Toneel / Muziektheater

Jeanne Sanderijn Helsen & De Studio

Jeanne d'Arc tussen middeleeuwse maagd en superwoman

Verbazend hoe de heilige Jeanne d’Arc tot de verbeelding blijft spreken. Tom Lanoye (‘Bloed en Rozen’) ensceneerde de tegenstelling tussen haar maagdelijkheid en de wreedheid van Gilles de Rais, generaal in haar leger. De voorstelling ‘Jeanne’ van Sanderijn Helsen zocht elders inspiratie, namelijk in de leefwereld van jonge mensen, adolescenten. 

Jeanne
Klaas Tindemans De Studio, Antwerpen
05 februari 2025

Wat maakt Jeanne d’Arc tot één van de meest tot de verbeelding sprekende historische figuren? Zo populair dat zoveel theaterauteurs en filmmakers, van Shakespeare tot Brecht, van Dreyer tot Bresson, het nodig vonden zijn (of haar, al te zelden) visie op de ‘maagd van Orléans’ te geven. Al tijdens haar korte leven (1412-1431) schreef Christine de Pizan een lofdicht op Jeanne d’Arc, en het zou nooit ophouden. Jeanne d’Arc zou door de meest uiteenlopende politieke figuren, van Jean Jaurès tot Marine Le Pen worden gebruikt. Meestal geromantiseerd, altijd gestold tot een mythologisch symbool, maar zelden met oog voor de machtsstrijd – tussen feodale heersers, tussen kerkelijk en wereldlijk gezag – waarin zij zich liet gebruiken én waarvan zij het slachtoffer werd. Eerst de bevrijdster van Frankrijk, die de slappe koning Charles VII op de troon hielp, daarna een heks waarop de toenmalige theologische elite zijn misogyne angsten kon afreageren. Nauwelijks twintig jaar na haar dood werd Jeanne d’Arc al gerehabiliteerd, hoewel haar beulen ongestraft bleven. In het begin van de 20ste eeuw, in tijden van een reactionair katholiek reveil, werd Jeanne d’Arc zalig en vervolgens heilig verklaard. Met zijn ‘Saint Joan’ schreef George Bernard Shaw een sluwe parabel over intriges in paleizen en sacristieën. Nog sluwer was Bertolt Brechts ‘Die Heilige Johanna der Schlachthöfe’, over een braaf-christelijke weldoenster die zich tot syndicaal militante ontpopt. Iedereen maakt zijn eigen Jeanne. 

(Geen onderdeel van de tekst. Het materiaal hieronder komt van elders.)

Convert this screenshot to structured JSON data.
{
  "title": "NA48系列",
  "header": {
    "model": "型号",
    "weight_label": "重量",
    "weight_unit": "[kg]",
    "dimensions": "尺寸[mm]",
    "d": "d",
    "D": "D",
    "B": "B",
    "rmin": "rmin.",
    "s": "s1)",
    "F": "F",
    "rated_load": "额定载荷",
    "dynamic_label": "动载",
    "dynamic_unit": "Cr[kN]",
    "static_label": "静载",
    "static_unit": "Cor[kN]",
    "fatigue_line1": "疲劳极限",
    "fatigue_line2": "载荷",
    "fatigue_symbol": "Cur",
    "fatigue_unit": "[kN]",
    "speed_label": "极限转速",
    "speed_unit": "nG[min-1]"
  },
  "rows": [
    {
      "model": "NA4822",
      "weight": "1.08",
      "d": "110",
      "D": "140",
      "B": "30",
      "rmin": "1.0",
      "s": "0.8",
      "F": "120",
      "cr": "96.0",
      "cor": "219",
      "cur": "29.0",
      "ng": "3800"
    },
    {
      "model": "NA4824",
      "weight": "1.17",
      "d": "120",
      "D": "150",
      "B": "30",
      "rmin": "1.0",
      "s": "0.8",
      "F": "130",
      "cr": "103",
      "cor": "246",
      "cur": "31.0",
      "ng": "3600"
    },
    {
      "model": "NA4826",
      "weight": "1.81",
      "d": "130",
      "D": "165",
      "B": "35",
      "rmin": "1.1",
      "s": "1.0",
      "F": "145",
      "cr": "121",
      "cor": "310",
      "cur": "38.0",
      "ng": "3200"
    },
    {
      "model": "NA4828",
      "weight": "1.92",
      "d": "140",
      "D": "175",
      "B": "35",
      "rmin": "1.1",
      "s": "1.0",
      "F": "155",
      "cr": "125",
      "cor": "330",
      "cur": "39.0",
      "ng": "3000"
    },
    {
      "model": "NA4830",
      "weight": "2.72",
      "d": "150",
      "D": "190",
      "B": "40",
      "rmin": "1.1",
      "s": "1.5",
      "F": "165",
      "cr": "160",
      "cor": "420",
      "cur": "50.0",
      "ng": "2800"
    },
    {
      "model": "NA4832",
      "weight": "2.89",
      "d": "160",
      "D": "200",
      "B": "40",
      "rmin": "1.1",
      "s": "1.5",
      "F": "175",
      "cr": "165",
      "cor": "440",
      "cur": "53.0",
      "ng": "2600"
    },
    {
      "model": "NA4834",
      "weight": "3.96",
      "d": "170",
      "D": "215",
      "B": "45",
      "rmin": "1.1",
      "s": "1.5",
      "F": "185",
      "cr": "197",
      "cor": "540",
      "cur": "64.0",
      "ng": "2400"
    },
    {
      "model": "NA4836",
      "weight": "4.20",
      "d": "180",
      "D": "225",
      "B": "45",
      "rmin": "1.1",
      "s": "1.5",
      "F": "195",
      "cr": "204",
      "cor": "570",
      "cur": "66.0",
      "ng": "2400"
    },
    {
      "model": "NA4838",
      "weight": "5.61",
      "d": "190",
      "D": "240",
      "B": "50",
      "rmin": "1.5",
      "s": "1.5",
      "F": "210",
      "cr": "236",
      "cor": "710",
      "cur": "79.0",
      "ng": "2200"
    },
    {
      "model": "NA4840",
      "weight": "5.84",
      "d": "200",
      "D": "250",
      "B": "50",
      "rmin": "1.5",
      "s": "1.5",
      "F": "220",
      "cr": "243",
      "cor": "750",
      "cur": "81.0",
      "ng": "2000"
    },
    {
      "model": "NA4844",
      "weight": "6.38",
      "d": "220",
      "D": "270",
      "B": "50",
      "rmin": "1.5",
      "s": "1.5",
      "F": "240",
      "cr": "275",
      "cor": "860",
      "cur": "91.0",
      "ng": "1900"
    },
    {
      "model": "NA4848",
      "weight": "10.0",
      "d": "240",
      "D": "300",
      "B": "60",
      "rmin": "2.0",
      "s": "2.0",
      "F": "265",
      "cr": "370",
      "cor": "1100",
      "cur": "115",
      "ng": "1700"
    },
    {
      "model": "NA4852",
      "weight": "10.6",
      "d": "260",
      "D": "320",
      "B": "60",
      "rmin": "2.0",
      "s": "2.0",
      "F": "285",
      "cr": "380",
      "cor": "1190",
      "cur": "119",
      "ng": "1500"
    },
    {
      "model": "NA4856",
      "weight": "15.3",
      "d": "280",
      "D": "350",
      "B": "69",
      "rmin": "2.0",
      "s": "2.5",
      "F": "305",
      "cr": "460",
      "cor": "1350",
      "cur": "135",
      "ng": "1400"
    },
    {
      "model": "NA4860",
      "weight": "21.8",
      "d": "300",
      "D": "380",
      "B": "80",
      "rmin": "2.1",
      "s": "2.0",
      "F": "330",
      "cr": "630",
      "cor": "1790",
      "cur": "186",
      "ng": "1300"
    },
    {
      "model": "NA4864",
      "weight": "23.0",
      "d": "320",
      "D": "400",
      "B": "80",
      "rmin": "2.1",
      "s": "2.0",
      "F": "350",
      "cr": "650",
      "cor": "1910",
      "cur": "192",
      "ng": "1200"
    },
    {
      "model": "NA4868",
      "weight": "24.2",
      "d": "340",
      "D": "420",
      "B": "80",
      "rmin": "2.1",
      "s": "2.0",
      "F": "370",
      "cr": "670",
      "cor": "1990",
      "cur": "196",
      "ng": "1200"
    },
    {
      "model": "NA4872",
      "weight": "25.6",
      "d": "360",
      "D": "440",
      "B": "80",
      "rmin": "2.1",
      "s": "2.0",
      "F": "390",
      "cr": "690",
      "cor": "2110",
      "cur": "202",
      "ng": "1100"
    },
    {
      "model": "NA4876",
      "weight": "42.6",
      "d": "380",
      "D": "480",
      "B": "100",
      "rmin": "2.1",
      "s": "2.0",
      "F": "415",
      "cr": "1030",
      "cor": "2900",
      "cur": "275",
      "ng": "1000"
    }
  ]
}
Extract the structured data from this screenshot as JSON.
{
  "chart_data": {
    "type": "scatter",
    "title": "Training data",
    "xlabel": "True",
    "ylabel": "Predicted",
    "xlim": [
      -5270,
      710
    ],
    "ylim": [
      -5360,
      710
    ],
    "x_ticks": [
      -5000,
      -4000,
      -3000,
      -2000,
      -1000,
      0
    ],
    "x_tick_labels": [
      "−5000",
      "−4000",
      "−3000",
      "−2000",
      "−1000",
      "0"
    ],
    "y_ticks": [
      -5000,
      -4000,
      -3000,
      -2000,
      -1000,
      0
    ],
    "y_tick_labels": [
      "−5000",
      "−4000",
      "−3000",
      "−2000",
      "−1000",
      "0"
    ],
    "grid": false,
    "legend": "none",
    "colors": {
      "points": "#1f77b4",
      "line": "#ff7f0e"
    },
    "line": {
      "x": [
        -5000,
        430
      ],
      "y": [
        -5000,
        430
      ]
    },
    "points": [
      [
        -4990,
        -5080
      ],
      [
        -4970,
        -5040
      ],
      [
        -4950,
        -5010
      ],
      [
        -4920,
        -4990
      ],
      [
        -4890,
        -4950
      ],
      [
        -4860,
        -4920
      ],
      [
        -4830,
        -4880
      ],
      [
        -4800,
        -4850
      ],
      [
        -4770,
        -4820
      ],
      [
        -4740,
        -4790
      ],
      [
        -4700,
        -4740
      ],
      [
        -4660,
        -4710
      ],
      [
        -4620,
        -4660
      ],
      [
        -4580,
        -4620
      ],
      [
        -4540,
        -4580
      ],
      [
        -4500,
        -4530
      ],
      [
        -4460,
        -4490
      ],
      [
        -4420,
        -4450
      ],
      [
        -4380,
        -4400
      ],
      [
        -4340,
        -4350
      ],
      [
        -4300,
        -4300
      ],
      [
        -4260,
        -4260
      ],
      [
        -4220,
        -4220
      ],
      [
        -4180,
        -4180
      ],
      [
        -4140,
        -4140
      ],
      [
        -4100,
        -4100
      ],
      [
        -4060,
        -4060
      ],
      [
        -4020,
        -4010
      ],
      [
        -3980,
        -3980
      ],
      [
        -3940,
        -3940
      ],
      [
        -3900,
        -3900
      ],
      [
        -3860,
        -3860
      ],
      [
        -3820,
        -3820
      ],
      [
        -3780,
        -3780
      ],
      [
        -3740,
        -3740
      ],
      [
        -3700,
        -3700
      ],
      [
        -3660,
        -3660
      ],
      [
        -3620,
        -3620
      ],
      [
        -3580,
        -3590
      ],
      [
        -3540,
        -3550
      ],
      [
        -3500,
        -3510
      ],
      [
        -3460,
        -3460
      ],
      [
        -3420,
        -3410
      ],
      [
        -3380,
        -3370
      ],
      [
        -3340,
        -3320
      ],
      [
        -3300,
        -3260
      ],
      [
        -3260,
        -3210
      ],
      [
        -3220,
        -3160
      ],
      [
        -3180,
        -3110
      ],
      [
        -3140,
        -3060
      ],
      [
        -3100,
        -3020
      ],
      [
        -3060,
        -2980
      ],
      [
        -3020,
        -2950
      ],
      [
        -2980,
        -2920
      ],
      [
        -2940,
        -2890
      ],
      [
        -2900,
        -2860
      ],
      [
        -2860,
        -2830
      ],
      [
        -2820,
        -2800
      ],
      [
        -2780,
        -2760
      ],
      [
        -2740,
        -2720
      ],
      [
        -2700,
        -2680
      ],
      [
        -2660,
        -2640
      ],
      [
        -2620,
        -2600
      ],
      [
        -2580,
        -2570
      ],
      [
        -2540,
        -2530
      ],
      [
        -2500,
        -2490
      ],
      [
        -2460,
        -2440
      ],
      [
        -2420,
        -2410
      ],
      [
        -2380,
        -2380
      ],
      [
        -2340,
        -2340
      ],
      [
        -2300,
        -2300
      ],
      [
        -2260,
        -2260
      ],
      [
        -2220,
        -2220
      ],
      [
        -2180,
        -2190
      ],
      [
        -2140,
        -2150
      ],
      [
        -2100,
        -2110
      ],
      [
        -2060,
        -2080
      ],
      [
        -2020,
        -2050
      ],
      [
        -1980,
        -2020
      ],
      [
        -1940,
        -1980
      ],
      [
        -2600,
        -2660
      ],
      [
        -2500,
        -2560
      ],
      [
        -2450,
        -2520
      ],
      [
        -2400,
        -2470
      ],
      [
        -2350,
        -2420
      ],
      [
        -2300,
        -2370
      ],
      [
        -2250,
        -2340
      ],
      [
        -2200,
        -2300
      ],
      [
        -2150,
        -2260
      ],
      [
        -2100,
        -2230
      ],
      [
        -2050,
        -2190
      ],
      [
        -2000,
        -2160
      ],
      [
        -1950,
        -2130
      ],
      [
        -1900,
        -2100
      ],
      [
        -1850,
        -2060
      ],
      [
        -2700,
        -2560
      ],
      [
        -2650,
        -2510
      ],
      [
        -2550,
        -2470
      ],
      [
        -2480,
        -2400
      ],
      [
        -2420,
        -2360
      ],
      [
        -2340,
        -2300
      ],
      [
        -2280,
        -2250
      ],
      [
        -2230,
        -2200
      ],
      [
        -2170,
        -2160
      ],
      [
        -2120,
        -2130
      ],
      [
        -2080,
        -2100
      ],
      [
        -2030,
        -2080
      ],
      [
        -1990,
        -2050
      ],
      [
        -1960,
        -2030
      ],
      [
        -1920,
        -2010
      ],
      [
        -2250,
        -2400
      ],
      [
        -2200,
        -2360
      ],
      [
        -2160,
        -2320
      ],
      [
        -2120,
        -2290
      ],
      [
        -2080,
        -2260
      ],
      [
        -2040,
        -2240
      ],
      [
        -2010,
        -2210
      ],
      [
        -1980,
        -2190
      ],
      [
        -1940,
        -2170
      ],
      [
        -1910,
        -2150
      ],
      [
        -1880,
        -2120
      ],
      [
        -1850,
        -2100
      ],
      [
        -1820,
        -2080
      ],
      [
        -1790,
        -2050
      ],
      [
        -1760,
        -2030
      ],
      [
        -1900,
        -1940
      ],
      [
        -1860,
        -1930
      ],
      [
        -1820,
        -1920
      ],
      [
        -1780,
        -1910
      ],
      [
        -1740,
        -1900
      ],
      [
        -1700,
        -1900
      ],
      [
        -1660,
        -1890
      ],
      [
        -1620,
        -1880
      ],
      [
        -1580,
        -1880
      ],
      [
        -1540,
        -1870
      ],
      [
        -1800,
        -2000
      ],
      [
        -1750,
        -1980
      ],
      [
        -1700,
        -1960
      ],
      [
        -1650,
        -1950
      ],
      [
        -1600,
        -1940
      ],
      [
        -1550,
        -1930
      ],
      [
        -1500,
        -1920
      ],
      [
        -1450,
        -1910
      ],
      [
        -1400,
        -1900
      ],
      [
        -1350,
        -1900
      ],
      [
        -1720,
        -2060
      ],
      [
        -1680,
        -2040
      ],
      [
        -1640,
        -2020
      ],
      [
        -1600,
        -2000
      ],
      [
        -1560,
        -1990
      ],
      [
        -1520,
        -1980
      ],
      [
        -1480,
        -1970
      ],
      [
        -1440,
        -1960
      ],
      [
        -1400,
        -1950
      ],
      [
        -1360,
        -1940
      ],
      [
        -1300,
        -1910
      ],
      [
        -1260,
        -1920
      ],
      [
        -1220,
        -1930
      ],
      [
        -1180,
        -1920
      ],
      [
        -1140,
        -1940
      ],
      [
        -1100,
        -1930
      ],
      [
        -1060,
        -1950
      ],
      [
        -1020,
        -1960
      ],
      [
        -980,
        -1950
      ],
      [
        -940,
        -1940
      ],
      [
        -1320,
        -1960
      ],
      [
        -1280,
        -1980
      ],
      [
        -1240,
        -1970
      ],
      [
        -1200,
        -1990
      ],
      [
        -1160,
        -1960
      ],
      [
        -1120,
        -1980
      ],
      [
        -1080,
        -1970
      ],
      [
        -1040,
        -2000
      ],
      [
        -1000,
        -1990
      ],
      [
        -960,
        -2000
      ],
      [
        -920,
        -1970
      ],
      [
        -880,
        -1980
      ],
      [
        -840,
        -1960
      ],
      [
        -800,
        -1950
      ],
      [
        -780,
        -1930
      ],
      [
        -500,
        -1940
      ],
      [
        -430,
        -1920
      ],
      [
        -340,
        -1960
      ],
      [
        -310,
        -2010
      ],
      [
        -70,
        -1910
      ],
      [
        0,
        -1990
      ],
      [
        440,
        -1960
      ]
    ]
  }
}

Maar Sanderijn Helsen is heel anders vertrokken. Met een groep jongeren resideerde ze een tijdlang in Het Lab, het atelier voor jeugdtheater in Hasselt, waar ze hen confronteerde met de figuur van Jeanne d’Arc. Dat leverde verassende indrukken en ideeën op: de middeleeuwse Jeanne d’Arc deed hen denken aan Greta Thunberg, YouTuber Acid en Martin Luther King, de Inquisitie was zoiets als de Taliban. Duidelijk werd alleszins dat ze Jeanne niet zagen als een fossiel uit een ander tijdperk, maar als een figuur die blijft inspireren. Opmerkelijk is wel dat haar moed, haar onverzettelijkheid, haar uitgesproken meningen gewaardeerd en herkend werden door de jongeren. Maar je komt weinig meer te weten over waar Jeanne d’Arc daadwerkelijk voor stond, behalve voor die strijdlust. Welke zaak verdedigde ze écht? Een geïdealiseerd beeld van Frankrijk, een uitgezuiverd geloof, een aanklacht tegen feodale structuren? Die stap zetten de jongeren, te oordelen aan de moodboards en notities die ze deelden, net niet. De voorstelling doet dat ook niet echt, en dan blijft de eerste vraag hangen: waarom spreekt Jeanne nog steeds zo tot de verbeelding? 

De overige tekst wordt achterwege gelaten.